- Date: August 3–9 (men) August 17–23 (women)
- Edition: 109th
- Surface: Hard / outdoor

Champions

Men's singles
- Patrick Rafter

Women's singles
- Monica Seles

Men's doubles
- Martin Damm / Jim Grabb

Women's doubles
- Martina Hingis / Jana Novotná
- ← 1997 · Canadian Open · 1999 →

= 1998 du Maurier Open =

The 1998 du Maurier Open was a tennis tournament played on outdoor hard courts. It was the 109th edition of the Canada Masters and was part of the Super 9 of the 1998 ATP Tour and of Tier I of the 1998 WTA Tour. The men's event took place at the National Tennis Centre in Toronto in Canada from August 3 through August 10, 1998, while the women's event took place at the du Maurier Stadium in Montreal in Canada from August 17 through August 23, 1998.

==Finals==

===Men's singles===

AUS Patrick Rafter defeated NED Richard Krajicek 7–6^{(7–3)}, 6–4
- It was Rafter's 4th title of the year and the 11th of his career.

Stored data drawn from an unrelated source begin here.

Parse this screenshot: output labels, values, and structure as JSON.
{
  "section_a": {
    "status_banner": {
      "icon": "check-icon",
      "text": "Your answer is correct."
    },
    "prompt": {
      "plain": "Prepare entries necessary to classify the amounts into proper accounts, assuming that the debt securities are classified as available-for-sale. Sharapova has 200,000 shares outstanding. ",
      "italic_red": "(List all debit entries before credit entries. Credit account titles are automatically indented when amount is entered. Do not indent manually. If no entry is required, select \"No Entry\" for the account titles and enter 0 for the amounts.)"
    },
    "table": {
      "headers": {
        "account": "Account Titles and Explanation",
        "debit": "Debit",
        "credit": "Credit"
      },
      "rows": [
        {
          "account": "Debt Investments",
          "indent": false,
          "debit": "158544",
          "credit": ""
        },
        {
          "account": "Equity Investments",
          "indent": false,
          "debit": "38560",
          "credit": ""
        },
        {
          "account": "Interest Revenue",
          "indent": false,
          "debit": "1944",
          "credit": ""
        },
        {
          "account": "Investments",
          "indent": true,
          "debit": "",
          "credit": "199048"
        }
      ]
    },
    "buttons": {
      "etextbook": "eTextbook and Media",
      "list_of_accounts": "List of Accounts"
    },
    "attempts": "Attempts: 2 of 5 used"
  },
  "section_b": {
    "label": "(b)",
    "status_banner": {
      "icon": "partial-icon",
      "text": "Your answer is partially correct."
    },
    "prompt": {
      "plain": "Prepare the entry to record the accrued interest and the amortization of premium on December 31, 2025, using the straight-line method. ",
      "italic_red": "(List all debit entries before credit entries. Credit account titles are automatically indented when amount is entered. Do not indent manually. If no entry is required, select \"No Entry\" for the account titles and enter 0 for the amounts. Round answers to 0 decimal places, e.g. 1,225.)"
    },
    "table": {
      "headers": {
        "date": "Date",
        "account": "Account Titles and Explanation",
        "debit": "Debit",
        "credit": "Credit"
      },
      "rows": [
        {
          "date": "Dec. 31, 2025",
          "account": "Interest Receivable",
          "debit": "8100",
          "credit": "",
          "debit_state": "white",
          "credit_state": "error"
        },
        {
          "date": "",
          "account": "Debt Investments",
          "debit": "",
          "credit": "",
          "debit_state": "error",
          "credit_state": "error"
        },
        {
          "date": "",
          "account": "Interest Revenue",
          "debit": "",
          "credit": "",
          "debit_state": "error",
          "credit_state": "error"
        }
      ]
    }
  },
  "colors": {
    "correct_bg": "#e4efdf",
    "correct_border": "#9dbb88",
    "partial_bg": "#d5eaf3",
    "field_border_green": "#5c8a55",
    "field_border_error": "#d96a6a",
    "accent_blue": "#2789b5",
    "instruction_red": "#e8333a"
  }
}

It was his 1st career Masters title.

===Women's singles===

USA Monica Seles defeated ESP Arantxa Sánchez-Vicario 6–3, 6–2
- It was Seles' 1st title of the year and the 47th of her career. It was her 1st Tier I title of the year and her 8th overall.

===Men's doubles===

CZE Martin Damm / USA Jim Grabb defeated RSA Ellis Ferreira / USA Rick Leach 6–7, 6–2, 7–6
- It was Damm's 3rd title of the year and the 14th of his career. It was Grabb's 3rd title of the year and the 25th of his career.

===Women's doubles===

SUI Martina Hingis / CZE Jana Novotná defeated INA Yayuk Basuki / NED Caroline Vis 6–3, 6–4
- It was Hingis' 12th title of the year and the 37th of her career. It was Novotná's 9th title of the year and the 102nd of her career.